BIBLIOFILIA: A NAU DE PORTUGAL

Filipe Vieira de Castro, A Nau de Portugal. Os Navios da Conquista do Império do Oriente 1498-1650, Lisboa, Prefácio, 2003

Aqui está um livro muito interessante e que ensina ao curioso que, como eu, (tendo aprendido a “gesta dos descobrimentos” na escola salazarista), fiquei ignorante de quase tudo sobre o que foram esses anos de exploração, conquista e negócio. Neste pequeno livro fica-se a saber que se sabe muito pouco sobre os barcos que faziam a carreira da Índia, e como o desastre do saque moderno dos mares pelos caçadores de tesouros, está a dar cabo do pouco que sobrou.
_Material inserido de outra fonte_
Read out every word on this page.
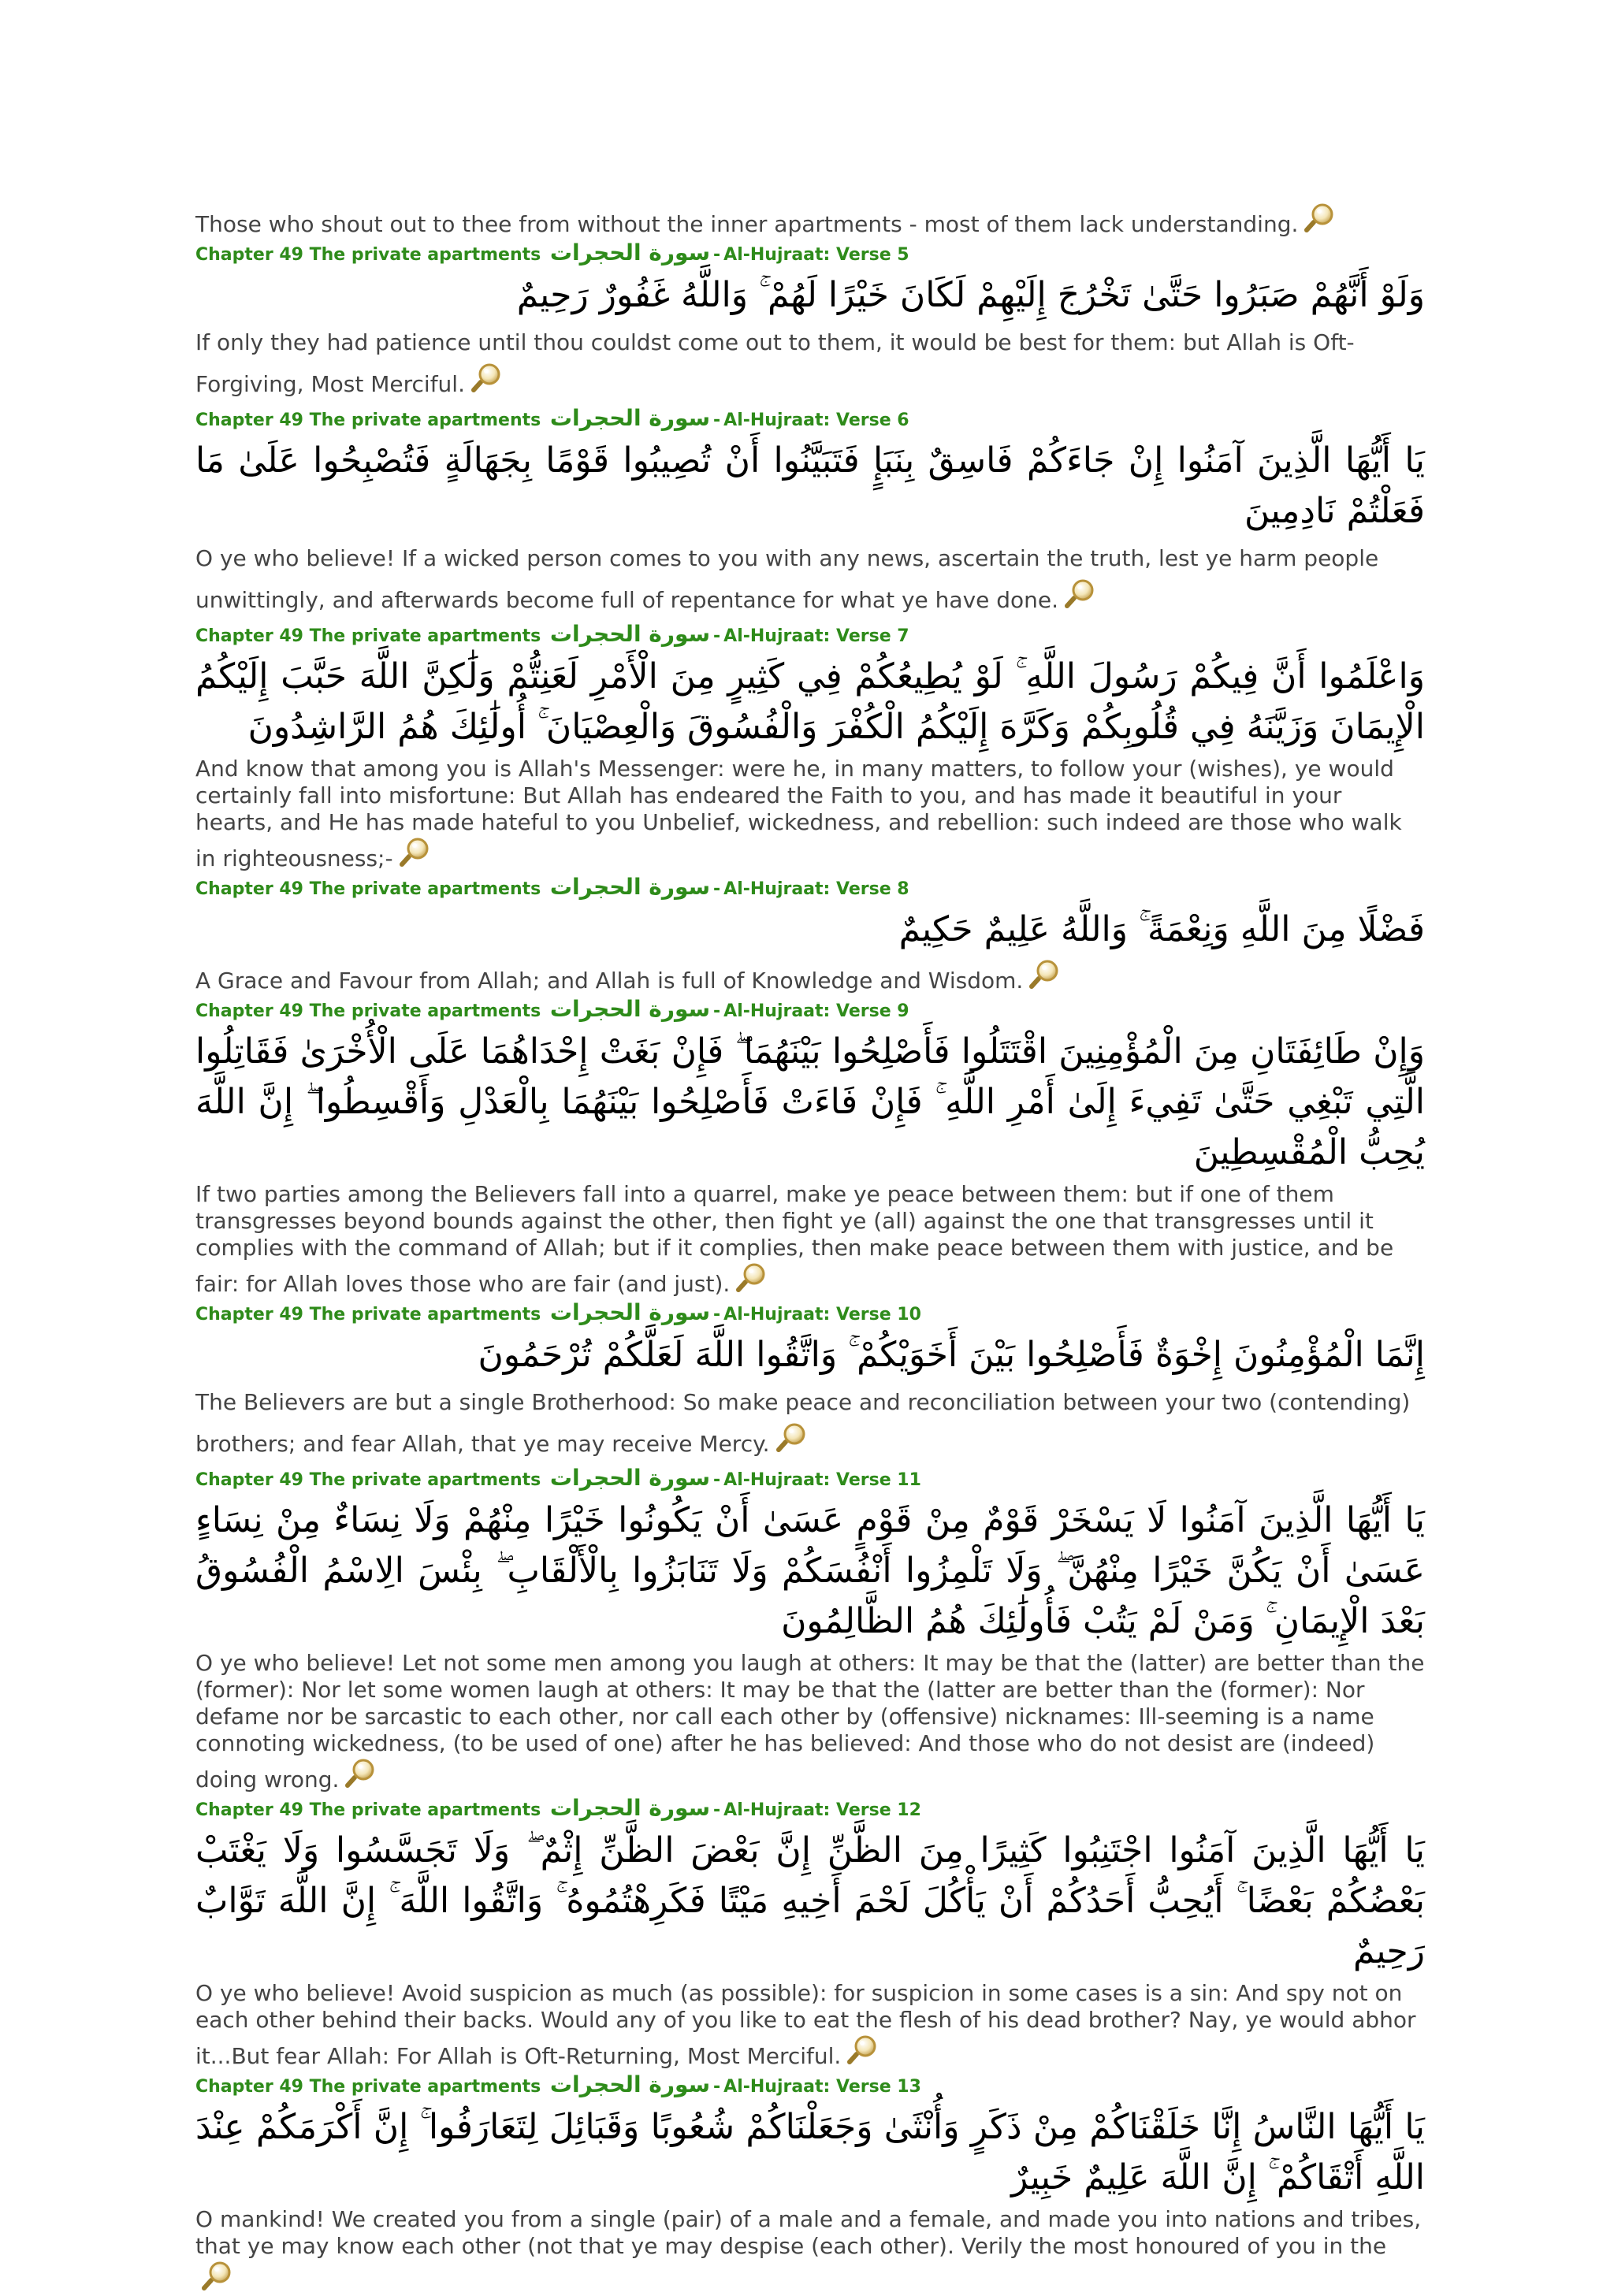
Those who shout out to thee from without the inner apartments - most of them lack understanding.

Chapter 49 The private apartments سورة الحجرات - Al-Hujraat: Verse 5

وَلَوْ أَنَّهُمْ صَبَرُوا حَتَّىٰ تَخْرُجَ إِلَيْهِمْ لَكَانَ خَيْرًا لَهُمْ ۚ وَاللَّهُ غَفُورٌ رَحِيمٌ

If only they had patience until thou couldst come out to them, it would be best for them: but Allah is Oft-Forgiving, Most Merciful.

Chapter 49 The private apartments سورة الحجرات - Al-Hujraat: Verse 6

يَا أَيُّهَا الَّذِينَ آمَنُوا إِنْ جَاءَكُمْ فَاسِقٌ بِنَبَإٍ فَتَبَيَّنُوا أَنْ تُصِيبُوا قَوْمًا بِجَهَالَةٍ فَتُصْبِحُوا عَلَىٰ مَا فَعَلْتُمْ نَادِمِينَ

O ye who believe! If a wicked person comes to you with any news, ascertain the truth, lest ye harm people unwittingly, and afterwards become full of repentance for what ye have done.

Chapter 49 The private apartments سورة الحجرات - Al-Hujraat: Verse 7

وَاعْلَمُوا أَنَّ فِيكُمْ رَسُولَ اللَّهِ ۚ لَوْ يُطِيعُكُمْ فِي كَثِيرٍ مِنَ الْأَمْرِ لَعَنِتُّمْ وَلَٰكِنَّ اللَّهَ حَبَّبَ إِلَيْكُمُ الْإِيمَانَ وَزَيَّنَهُ فِي قُلُوبِكُمْ وَكَرَّهَ إِلَيْكُمُ الْكُفْرَ وَالْفُسُوقَ وَالْعِصْيَانَ ۚ أُولَٰئِكَ هُمُ الرَّاشِدُونَ

And know that among you is Allah's Messenger: were he, in many matters, to follow your (wishes), ye would certainly fall into misfortune: But Allah has endeared the Faith to you, and has made it beautiful in your hearts, and He has made hateful to you Unbelief, wickedness, and rebellion: such indeed are those who walk in righteousness;-

Chapter 49 The private apartments سورة الحجرات - Al-Hujraat: Verse 8

فَضْلًا مِنَ اللَّهِ وَنِعْمَةً ۚ وَاللَّهُ عَلِيمٌ حَكِيمٌ

A Grace and Favour from Allah; and Allah is full of Knowledge and Wisdom.

Chapter 49 The private apartments سورة الحجرات - Al-Hujraat: Verse 9

وَإِنْ طَائِفَتَانِ مِنَ الْمُؤْمِنِينَ اقْتَتَلُوا فَأَصْلِحُوا بَيْنَهُمَا ۖ فَإِنْ بَغَتْ إِحْدَاهُمَا عَلَى الْأُخْرَىٰ فَقَاتِلُوا الَّتِي تَبْغِي حَتَّىٰ تَفِيءَ إِلَىٰ أَمْرِ اللَّهِ ۚ فَإِنْ فَاءَتْ فَأَصْلِحُوا بَيْنَهُمَا بِالْعَدْلِ وَأَقْسِطُوا ۖ إِنَّ اللَّهَ يُحِبُّ الْمُقْسِطِينَ

If two parties among the Believers fall into a quarrel, make ye peace between them: but if one of them transgresses beyond bounds against the other, then fight ye (all) against the one that transgresses until it complies with the command of Allah; but if it complies, then make peace between them with justice, and be fair: for Allah loves those who are fair (and just).

Chapter 49 The private apartments سورة الحجرات - Al-Hujraat: Verse 10

إِنَّمَا الْمُؤْمِنُونَ إِخْوَةٌ فَأَصْلِحُوا بَيْنَ أَخَوَيْكُمْ ۚ وَاتَّقُوا اللَّهَ لَعَلَّكُمْ تُرْحَمُونَ

The Believers are but a single Brotherhood: So make peace and reconciliation between your two (contending) brothers; and fear Allah, that ye may receive Mercy.

Chapter 49 The private apartments سورة الحجرات - Al-Hujraat: Verse 11

يَا أَيُّهَا الَّذِينَ آمَنُوا لَا يَسْخَرْ قَوْمٌ مِنْ قَوْمٍ عَسَىٰ أَنْ يَكُونُوا خَيْرًا مِنْهُمْ وَلَا نِسَاءٌ مِنْ نِسَاءٍ عَسَىٰ أَنْ يَكُنَّ خَيْرًا مِنْهُنَّ ۖ وَلَا تَلْمِزُوا أَنْفُسَكُمْ وَلَا تَنَابَزُوا بِالْأَلْقَابِ ۖ بِئْسَ الِاسْمُ الْفُسُوقُ بَعْدَ الْإِيمَانِ ۚ وَمَنْ لَمْ يَتُبْ فَأُولَٰئِكَ هُمُ الظَّالِمُونَ

O ye who believe! Let not some men among you laugh at others: It may be that the (latter) are better than the (former): Nor let some women laugh at others: It may be that the (latter are better than the (former): Nor defame nor be sarcastic to each other, nor call each other by (offensive) nicknames: Ill-seeming is a name connoting wickedness, (to be used of one) after he has believed: And those who do not desist are (indeed) doing wrong.

Chapter 49 The private apartments سورة الحجرات - Al-Hujraat: Verse 12

يَا أَيُّهَا الَّذِينَ آمَنُوا اجْتَنِبُوا كَثِيرًا مِنَ الظَّنِّ إِنَّ بَعْضَ الظَّنِّ إِثْمٌ ۖ وَلَا تَجَسَّسُوا وَلَا يَغْتَبْ بَعْضُكُمْ بَعْضًا ۚ أَيُحِبُّ أَحَدُكُمْ أَنْ يَأْكُلَ لَحْمَ أَخِيهِ مَيْتًا فَكَرِهْتُمُوهُ ۚ وَاتَّقُوا اللَّهَ ۚ إِنَّ اللَّهَ تَوَّابٌ رَحِيمٌ

O ye who believe! Avoid suspicion as much (as possible): for suspicion in some cases is a sin: And spy not on each other behind their backs. Would any of you like to eat the flesh of his dead brother? Nay, ye would abhor it...But fear Allah: For Allah is Oft-Returning, Most Merciful.

Chapter 49 The private apartments سورة الحجرات - Al-Hujraat: Verse 13

يَا أَيُّهَا النَّاسُ إِنَّا خَلَقْنَاكُمْ مِنْ ذَكَرٍ وَأُنْثَىٰ وَجَعَلْنَاكُمْ شُعُوبًا وَقَبَائِلَ لِتَعَارَفُوا ۚ إِنَّ أَكْرَمَكُمْ عِنْدَ اللَّهِ أَتْقَاكُمْ ۚ إِنَّ اللَّهَ عَلِيمٌ خَبِيرٌ

O mankind! We created you from a single (pair) of a male and a female, and made you into nations and tribes, that ye may know each other (not that ye may despise (each other). Verily the most honoured of you in the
Há uma lista de exemplos portugueses, por toda a rota para Índia e nas nossas costas, saqueados sem qualquer critério que não seja vender o que se retira do fundo do mar.


Depois há muitas outras surpresas como esta:

Por vezes não se consegue ler estas listas de provimentos sem sentir crescer água na boca. As provisões da viagem do capitäo-mor António de Saldanha em 1631 dão uma boa ideia da abundância, qualidade e sofisticação da cozinha portuguesa setecentista. Além de pão, biscoito, farinha, cuscus e bolos de várias naturezas, António de Saldanha levava uma quantidade apreciável de carne: presuntos conservados em azeite dentro de barris, chouriços, mãos de porco e línguas de vaca, também guardados em barris entre camadas de sal, lombos de vaca, pernas sem osso e veados que eram colocados em barris com vinagre, sal, mostarda e orégãos; perdizes e coelhos, assados no forno e passadas depois por azeite a ferver e conservados no azeite, com vinagre e especiarias. A estas carnes juntava-se ainda a carne viva: galinhas (António de Saldanha levou 600 galinhas para bordo), perus, carneiros e vitelas. Esta dieta era completada por peixe: pescada, arenque e salmão, a primeira salgada e os segundos fumados ou salgados; litões (cações) secos ao sol e chocos, linguados, lampreias, mexilhões e ostras conservados em escabeche. Embora difíceis de conservar, os legumes também faziam parte da dispensa: couves e nabos conservados ou em sal ou de escabeche e temperados com cardamomo, pimenta e mostarda, alfaces e outra hortaliça em vinagre. A lista dos legumes era completada com as imprescindíveis cebolas e alhos. Seguiam-se as frutas: uvas, ameixas e figos secos, amêndoas e laranjas, limões, peros e melancias frescos; e uma quantidade apreciável de doces: ginjas, açúcar rosado, ameixas, marmelada, pêssegos e peras cobertos de açúcar, pêssegos, melões e ameixas em açúcar ordinário, rosado e mascavado, confeitos e mel, além de varias panelas de ovos-moles, num total de 600 arráteis (275,4 kg!). Agua, vinho, azeite e vinagre, mais várias dúzias de ovos dentro de frascos com sal ou com azeite, azeitonas, conservas de vinagre (alcaparras), queijos e manteiga de vaca completavam a lista.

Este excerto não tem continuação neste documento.